I want to light an entire room (~300sqft) using light strips as there is no wiring available for traditional lights. I want to make 3 rectangles on the ceiling ("zones") that I can control individually with Alexa. I have a few questions about doing this.

  1. Is it possible to light a room with LED Light Strips
  2. What accessories do I need to install light strips? (e.g. power adaptor, connectors for led strips, etc.)
  3. Considering I am trying to use these strips as a primary source of light which is best: RGB, RGBW or White?
  4. Could I connect 2 of these light strips together to extend
    the strip?

Best Answer

1 Yes, it's possible to light a room with LED light strips.
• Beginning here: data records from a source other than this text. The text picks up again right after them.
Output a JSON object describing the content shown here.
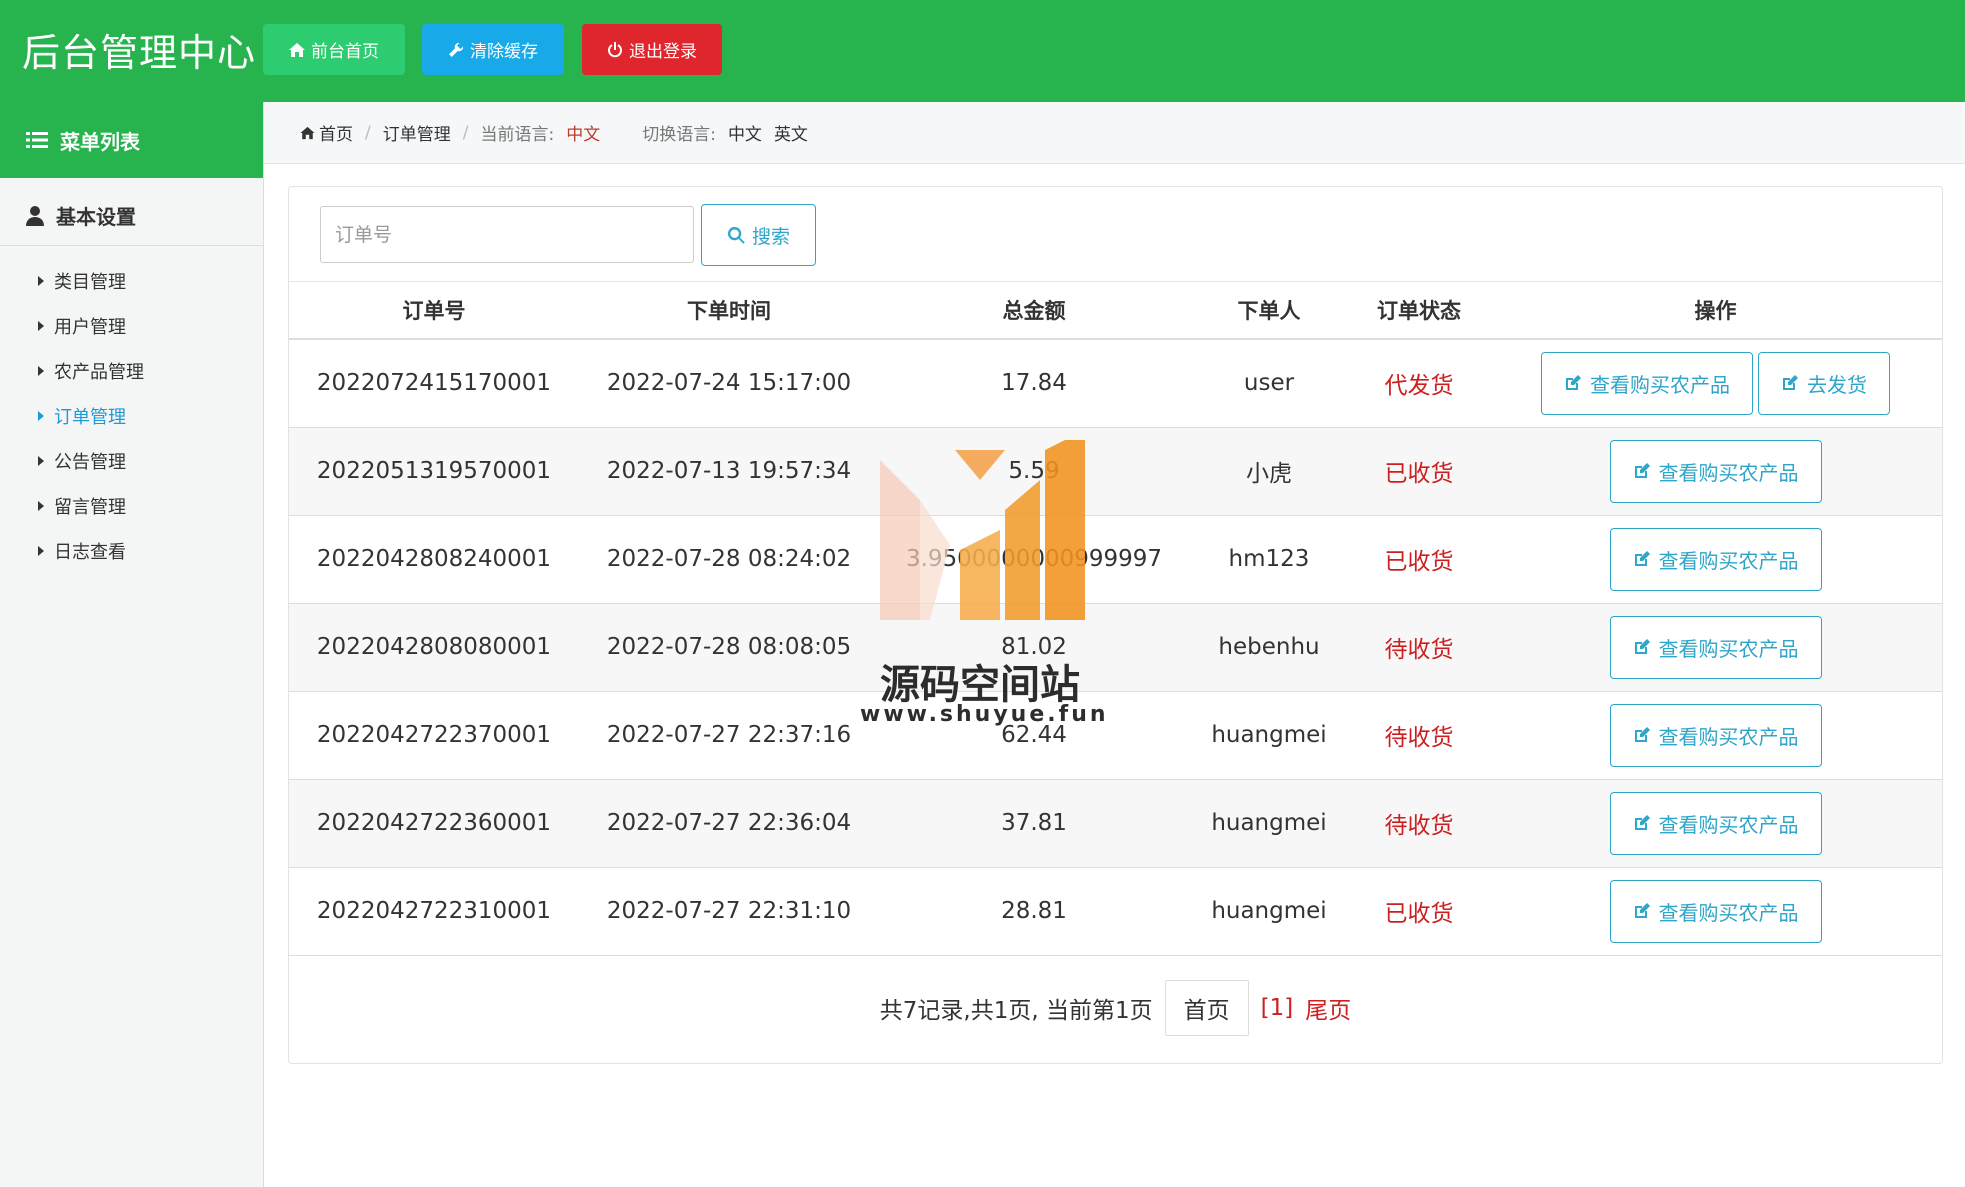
{
  "header": {
    "title": "后台管理中心",
    "buttons": {
      "home": "前台首页",
      "clear_cache": "清除缓存",
      "logout": "退出登录"
    }
  },
  "sidebar": {
    "menu_title": "菜单列表",
    "group_title": "基本设置",
    "items": [
      {
        "label": "类目管理",
        "active": false
      },
      {
        "label": "用户管理",
        "active": false
      },
      {
        "label": "农产品管理",
        "active": false
      },
      {
        "label": "订单管理",
        "active": true
      },
      {
        "label": "公告管理",
        "active": false
      },
      {
        "label": "留言管理",
        "active": false
      },
      {
        "label": "日志查看",
        "active": false
      }
    ]
  },
  "breadcrumb": {
    "home": "首页",
    "current": "订单管理",
    "lang_label": "当前语言:",
    "lang_value": "中文",
    "switch_label": "切换语言:",
    "lang_cn": "中文",
    "lang_en": "英文"
  },
  "search": {
    "placeholder": "订单号",
    "button": "搜索"
  },
  "table": {
    "headers": [
      "订单号",
      "下单时间",
      "总金额",
      "下单人",
      "订单状态",
      "操作"
    ],
    "rows": [
      {
        "order_no": "2022072415170001",
        "time": "2022-07-24 15:17:00",
        "amount": "17.84",
        "user": "user",
        "status": "代发货",
        "actions": [
          "查看购买农产品",
          "去发货"
        ]
      },
      {
        "order_no": "2022051319570001",
        "time": "2022-07-13 19:57:34",
        "amount": "5.59",
        "user": "小虎",
        "status": "已收货",
        "actions": [
          "查看购买农产品"
        ]
      },
      {
        "order_no": "2022042808240001",
        "time": "2022-07-28 08:24:02",
        "amount": "3.9500000000999997",
        "user": "hm123",
        "status": "已收货",
        "actions": [
          "查看购买农产品"
        ]
      },
      {
        "order_no": "2022042808080001",
        "time": "2022-07-28 08:08:05",
        "amount": "81.02",
        "user": "hebenhu",
        "status": "待收货",
        "actions": [
          "查看购买农产品"
        ]
      },
      {
        "order_no": "2022042722370001",
        "time": "2022-07-27 22:37:16",
        "amount": "62.44",
        "user": "huangmei",
        "status": "待收货",
        "actions": [
          "查看购买农产品"
        ]
      },
      {
        "order_no": "2022042722360001",
        "time": "2022-07-27 22:36:04",
        "amount": "37.81",
        "user": "huangmei",
        "status": "待收货",
        "actions": [
          "查看购买农产品"
        ]
      },
      {
        "order_no": "2022042722310001",
        "time": "2022-07-27 22:31:10",
        "amount": "28.81",
        "user": "huangmei",
        "status": "已收货",
        "actions": [
          "查看购买农产品"
        ]
      }
    ]
  },
  "pager": {
    "summary": "共7记录,共1页, 当前第1页",
    "first": "首页",
    "current": "[1]",
    "last": "尾页"
  },
  "watermark": {
    "text": "源码空间站",
    "url": "www.shuyue.fun"
  },
  "colors": {
    "header_green": "#27b34e",
    "accent_blue": "#2da6c9",
    "status_red": "#cc1f1f"
  }
}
Lots of people do it. But it requires doing your homework. If you are impatient and fly past your skills, the project will probably fail. There are a variety of ways to do it.
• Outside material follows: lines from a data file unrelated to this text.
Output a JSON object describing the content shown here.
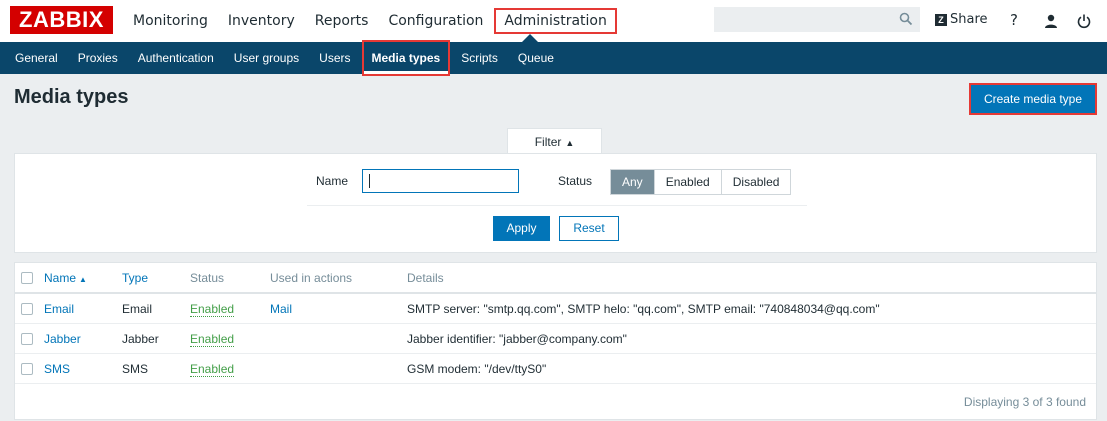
{
  "brand": {
    "logo_text": "ZABBIX"
  },
  "main_menu": {
    "items": [
      {
        "label": "Monitoring"
      },
      {
        "label": "Inventory"
      },
      {
        "label": "Reports"
      },
      {
        "label": "Configuration"
      },
      {
        "label": "Administration",
        "active": true
      }
    ]
  },
  "topbar": {
    "search_value": "",
    "search_icon": "search-icon",
    "share_logo": "Z",
    "share_label": "Share",
    "help_icon": "?",
    "user_icon": "user-icon",
    "logout_icon": "power-icon"
  },
  "sub_menu": {
    "items": [
      {
        "label": "General"
      },
      {
        "label": "Proxies"
      },
      {
        "label": "Authentication"
      },
      {
        "label": "User groups"
      },
      {
        "label": "Users"
      },
      {
        "label": "Media types",
        "active": true
      },
      {
        "label": "Scripts"
      },
      {
        "label": "Queue"
      }
    ]
  },
  "page": {
    "title": "Media types",
    "create_button": "Create media type"
  },
  "filter": {
    "tab_label": "Filter",
    "name_label": "Name",
    "name_value": "",
    "status_label": "Status",
    "status_options": [
      "Any",
      "Enabled",
      "Disabled"
    ],
    "status_selected": "Any",
    "apply_label": "Apply",
    "reset_label": "Reset"
  },
  "table": {
    "columns": [
      "Name",
      "Type",
      "Status",
      "Used in actions",
      "Details"
    ],
    "rows": [
      {
        "name": "Email",
        "type": "Email",
        "status": "Enabled",
        "used_in_actions": "Mail",
        "details": "SMTP server: \"smtp.qq.com\", SMTP helo: \"qq.com\", SMTP email: \"740848034@qq.com\""
      },
      {
        "name": "Jabber",
        "type": "Jabber",
        "status": "Enabled",
        "used_in_actions": "",
        "details": "Jabber identifier: \"jabber@company.com\""
      },
      {
        "name": "SMS",
        "type": "SMS",
        "status": "Enabled",
        "used_in_actions": "",
        "details": "GSM modem: \"/dev/ttyS0\""
      }
    ],
    "footer": "Displaying 3 of 3 found"
  },
  "colors": {
    "brand_red": "#d40000",
    "nav_blue": "#0a466a",
    "primary_blue": "#0275b8",
    "enabled_green": "#429e47",
    "highlight_red": "#e53935"
  }
}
2 You'll need a significant amount of 12V or 24V power (24V means half the current, which greatly improves the situation with voltage drop and fading). You will probably want dimmers and amplifiers. And appropriate wiring.
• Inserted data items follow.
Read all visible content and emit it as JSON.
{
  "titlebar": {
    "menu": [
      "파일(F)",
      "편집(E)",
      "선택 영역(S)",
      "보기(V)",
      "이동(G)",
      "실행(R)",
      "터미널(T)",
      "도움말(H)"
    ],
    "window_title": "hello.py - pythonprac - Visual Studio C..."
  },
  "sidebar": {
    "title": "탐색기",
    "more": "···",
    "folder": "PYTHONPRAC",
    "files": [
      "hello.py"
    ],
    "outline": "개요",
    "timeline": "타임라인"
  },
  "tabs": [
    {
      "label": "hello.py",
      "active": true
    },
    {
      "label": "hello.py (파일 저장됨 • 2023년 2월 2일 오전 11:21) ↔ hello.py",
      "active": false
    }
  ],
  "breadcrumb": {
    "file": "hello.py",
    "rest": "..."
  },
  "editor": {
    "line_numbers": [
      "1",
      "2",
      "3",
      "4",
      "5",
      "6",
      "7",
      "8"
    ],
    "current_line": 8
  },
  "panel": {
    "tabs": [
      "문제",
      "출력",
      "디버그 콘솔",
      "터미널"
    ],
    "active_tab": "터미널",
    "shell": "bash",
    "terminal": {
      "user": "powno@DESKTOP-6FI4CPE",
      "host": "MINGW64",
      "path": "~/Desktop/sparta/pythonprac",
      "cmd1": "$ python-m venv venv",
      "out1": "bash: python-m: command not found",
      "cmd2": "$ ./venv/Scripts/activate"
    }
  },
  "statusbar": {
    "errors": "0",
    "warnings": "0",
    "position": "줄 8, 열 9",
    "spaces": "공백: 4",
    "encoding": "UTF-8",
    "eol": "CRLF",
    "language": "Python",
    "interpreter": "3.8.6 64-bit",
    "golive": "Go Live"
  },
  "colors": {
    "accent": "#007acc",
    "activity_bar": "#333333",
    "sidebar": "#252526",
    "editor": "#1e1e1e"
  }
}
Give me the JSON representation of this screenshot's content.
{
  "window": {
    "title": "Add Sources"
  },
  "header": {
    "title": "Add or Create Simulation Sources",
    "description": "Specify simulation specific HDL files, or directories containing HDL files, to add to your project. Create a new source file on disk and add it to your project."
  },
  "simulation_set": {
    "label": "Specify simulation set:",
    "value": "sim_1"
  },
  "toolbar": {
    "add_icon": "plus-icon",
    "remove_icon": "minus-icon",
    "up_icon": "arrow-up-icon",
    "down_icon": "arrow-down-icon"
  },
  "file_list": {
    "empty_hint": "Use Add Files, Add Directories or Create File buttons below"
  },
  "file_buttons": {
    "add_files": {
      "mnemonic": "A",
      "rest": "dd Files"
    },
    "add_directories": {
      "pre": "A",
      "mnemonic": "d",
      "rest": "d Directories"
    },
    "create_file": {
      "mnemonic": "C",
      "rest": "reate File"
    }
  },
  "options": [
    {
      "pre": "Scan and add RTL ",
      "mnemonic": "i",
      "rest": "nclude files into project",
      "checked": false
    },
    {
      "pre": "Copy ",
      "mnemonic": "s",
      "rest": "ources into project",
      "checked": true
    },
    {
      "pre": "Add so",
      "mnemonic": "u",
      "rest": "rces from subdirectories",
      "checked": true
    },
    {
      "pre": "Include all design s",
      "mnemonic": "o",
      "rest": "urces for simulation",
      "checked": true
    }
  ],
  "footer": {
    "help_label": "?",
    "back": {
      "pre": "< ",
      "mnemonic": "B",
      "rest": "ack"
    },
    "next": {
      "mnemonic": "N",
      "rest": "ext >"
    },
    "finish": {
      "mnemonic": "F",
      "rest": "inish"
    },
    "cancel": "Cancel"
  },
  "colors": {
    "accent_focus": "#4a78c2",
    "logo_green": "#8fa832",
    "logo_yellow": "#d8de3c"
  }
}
3 Given that this will be your primary light, you should place importance on CRI aka Color Rendering Index. If you remember green fluorescent and some CFLs and very early LEDs, that thing that made them look awful was bad CRI. Hold out for 80+ CRI preferably 90 CRI.

You should also be thinking about color temperature. 4000K is similar to fluorescents in an office. Old incandescents are 2700K. 5000K is similar to daylight and 6500K is a cloudy day. You don't want colors that are too blue in a bedroom in the evening, because they will make it hard to sleep. If you just buy random LED strips and don't pay attention, you will probably get 5100K, which will be pretty blue. LEDs naturally make blue light and use phosphors to convert it to other colors, so they like to sell you the more blue LEDs because they require less phosphor and are therefore cheaper.

RGB or RGBW lights let you dial in any color temperature you want, including some insane ones, but the CRI is fairly poor. I'm not sure I'd want to use RGB as primary lighting.

4 The product bundle you linked is a complicated bundle of products, including an LED strip, a smart WiFi based controller (RGBW dimmer), and a power supply. You probably don't want to use that. If you want control via WiFi or Alexa, then look for a-la-carte controllers or dimmers that do that.

Keep in mind that the electrical and building codes require that you have a light in the room that responds to a physical switch in the usual location. That can be a smart switch talking to a WiFi or Alexa type system, but it has to work when you push it.

All the wiring needs to be done consistent with NEC low-voltage rules. If your power is over 55 watts (which is actually a lot in LED), pay close attention to those rules.